I remind Mother of Breece’s meat-and-four.
“I don’t eat that much anymore,” she says.
Centerville’s sparse, faded Christmas decorations make Hohenwald’s seem festive. Cold as it is, a few ancient, toothless men sit on benches in a crudely-built gazebo in front of the courthouse. One of the men is whittling. One leans forward, his chin on his hands, his hands clasped on his walking stick. “Malcolm used to play checkers over there while I traded in the stores,” Mother says. “The Mennonites used to bring their goods to the square. We would buy their molasses when we took James Noah to Dr. Frist.”

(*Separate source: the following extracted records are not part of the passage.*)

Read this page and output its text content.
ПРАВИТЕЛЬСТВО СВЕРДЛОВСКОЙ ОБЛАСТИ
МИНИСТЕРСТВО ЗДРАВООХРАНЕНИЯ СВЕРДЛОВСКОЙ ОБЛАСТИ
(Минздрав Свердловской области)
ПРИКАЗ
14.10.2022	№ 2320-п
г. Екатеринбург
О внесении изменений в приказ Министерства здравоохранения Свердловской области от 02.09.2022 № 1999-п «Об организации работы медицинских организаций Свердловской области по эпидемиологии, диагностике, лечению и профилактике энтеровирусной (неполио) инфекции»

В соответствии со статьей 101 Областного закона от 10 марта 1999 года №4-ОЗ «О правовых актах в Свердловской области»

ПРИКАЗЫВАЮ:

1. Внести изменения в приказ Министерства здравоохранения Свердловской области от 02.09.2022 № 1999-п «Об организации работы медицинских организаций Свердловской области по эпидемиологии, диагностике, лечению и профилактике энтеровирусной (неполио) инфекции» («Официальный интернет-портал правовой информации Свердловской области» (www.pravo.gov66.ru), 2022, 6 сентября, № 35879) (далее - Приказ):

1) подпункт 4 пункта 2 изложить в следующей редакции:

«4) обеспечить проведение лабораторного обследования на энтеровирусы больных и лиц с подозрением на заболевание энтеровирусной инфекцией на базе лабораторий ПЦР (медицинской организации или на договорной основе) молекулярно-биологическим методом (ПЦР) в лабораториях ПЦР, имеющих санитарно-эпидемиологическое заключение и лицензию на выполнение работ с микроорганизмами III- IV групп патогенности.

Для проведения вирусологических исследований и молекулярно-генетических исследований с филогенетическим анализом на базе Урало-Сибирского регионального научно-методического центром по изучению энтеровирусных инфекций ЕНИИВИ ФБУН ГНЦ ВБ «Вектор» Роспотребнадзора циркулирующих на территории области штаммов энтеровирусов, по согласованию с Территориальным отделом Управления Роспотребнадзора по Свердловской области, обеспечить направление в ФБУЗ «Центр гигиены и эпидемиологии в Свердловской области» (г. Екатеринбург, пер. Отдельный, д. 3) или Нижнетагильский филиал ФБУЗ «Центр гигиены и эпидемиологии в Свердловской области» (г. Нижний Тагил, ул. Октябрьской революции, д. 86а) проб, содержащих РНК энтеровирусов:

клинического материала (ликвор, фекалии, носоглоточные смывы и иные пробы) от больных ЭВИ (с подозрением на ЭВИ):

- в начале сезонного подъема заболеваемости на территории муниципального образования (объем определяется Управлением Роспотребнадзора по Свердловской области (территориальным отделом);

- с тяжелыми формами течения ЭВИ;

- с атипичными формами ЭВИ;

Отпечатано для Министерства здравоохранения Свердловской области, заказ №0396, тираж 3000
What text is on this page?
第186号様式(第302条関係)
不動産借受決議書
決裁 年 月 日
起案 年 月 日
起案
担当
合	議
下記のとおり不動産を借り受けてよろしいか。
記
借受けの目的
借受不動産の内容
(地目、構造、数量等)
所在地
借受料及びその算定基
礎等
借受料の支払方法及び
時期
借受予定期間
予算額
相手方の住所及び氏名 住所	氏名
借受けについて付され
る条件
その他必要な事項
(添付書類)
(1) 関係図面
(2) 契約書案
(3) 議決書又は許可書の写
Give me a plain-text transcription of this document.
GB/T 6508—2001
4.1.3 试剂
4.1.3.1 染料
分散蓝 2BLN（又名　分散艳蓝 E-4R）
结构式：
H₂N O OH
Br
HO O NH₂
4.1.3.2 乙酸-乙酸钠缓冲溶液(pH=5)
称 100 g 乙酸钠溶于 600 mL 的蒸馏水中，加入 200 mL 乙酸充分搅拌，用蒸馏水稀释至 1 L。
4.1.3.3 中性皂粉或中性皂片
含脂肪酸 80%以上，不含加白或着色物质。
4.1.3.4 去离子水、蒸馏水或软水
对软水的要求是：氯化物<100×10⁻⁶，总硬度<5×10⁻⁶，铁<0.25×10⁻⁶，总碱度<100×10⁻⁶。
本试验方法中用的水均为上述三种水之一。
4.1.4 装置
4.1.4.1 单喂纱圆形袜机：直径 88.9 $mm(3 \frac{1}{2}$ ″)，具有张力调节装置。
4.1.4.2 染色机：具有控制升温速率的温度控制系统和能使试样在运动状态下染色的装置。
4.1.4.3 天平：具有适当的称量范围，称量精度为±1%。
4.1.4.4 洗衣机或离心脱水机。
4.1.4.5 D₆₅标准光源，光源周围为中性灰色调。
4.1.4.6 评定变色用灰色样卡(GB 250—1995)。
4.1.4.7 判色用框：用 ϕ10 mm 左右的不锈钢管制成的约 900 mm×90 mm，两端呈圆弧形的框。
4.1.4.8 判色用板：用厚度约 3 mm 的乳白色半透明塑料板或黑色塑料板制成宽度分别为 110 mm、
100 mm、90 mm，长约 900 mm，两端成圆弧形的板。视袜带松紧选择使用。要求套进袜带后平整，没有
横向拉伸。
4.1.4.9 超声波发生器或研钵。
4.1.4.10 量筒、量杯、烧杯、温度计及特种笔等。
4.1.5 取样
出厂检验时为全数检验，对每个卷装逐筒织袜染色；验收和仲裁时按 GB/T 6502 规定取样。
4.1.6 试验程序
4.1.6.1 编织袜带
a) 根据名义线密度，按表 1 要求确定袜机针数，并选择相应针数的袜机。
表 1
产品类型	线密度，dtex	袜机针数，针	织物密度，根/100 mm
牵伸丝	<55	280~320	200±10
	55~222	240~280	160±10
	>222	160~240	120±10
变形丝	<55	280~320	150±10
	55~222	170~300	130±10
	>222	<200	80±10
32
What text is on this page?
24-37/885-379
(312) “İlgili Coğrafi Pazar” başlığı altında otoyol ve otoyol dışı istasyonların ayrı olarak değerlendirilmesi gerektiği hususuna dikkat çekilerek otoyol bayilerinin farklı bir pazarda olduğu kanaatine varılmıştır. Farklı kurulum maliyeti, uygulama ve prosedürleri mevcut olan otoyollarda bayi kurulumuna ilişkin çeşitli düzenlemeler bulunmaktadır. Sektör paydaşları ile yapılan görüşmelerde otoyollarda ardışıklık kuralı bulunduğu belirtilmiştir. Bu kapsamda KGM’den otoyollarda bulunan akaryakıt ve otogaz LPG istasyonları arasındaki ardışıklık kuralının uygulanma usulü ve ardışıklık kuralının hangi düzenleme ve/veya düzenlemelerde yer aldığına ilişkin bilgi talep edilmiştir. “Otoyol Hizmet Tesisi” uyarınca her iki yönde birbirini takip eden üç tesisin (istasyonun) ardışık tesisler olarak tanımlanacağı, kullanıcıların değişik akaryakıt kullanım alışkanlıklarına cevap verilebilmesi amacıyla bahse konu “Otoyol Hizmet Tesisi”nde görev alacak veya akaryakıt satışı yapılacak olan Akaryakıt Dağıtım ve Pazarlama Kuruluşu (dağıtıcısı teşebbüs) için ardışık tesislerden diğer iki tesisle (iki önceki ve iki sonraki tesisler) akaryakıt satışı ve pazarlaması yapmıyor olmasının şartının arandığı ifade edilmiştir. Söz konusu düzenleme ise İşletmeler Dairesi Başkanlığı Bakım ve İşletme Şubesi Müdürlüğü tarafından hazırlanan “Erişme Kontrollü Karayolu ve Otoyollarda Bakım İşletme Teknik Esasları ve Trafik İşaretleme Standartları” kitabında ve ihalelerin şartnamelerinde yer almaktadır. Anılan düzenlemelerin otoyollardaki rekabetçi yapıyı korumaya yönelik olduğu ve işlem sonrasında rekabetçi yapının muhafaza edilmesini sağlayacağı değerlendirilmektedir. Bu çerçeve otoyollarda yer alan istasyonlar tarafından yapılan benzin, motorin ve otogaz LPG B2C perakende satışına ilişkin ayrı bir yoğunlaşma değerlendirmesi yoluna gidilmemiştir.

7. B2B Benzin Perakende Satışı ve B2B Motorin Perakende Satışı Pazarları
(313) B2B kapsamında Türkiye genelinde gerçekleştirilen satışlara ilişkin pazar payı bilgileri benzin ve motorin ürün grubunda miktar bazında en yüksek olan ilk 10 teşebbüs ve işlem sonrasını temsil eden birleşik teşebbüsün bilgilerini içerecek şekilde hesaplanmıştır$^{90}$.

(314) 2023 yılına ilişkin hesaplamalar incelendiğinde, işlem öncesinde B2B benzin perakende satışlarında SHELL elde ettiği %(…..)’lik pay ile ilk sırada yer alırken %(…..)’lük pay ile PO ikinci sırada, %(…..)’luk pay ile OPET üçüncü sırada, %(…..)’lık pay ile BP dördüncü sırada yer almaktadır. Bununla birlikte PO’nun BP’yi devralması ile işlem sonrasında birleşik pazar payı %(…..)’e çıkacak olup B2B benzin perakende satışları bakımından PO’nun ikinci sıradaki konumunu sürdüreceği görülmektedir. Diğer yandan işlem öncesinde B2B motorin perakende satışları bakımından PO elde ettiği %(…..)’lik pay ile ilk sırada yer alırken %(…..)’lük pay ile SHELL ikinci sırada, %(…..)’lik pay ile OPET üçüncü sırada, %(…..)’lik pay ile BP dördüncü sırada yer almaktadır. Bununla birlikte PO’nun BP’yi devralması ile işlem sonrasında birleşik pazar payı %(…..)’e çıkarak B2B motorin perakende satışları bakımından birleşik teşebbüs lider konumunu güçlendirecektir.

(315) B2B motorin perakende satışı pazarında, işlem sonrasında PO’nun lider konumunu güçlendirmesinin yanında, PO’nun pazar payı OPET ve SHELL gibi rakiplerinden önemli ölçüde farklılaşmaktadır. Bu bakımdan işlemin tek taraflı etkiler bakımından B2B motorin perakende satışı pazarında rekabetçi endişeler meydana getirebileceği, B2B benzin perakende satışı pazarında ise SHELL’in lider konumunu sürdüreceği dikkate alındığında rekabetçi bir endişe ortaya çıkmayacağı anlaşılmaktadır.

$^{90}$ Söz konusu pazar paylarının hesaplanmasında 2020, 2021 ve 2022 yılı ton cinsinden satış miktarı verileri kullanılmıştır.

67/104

The senior Dr. Frist, father of the senator, treated my brother in the 1950’s when rheumatic fever was usually fatal. The doctor wrote my parents a long letter after James Noah died. Mother used to read it periodically, then tuck it back in the drawer with a baseball cap, an autographed photo of Marty Robbins, and a pair of blue pajamas. Someday I will read the letter.
“The old Mennonite had a long white beard,” Mother says. “You wanted to know, ‘Where’s his mouth, Mama?’ You were just five.”
“I remember,” I say.
As we leave the square, we pass Moore’s Jewelry. “Roy Moore owns that store. Edith’s boy. His sister gave him a kidney a while ago. Norma Alice.”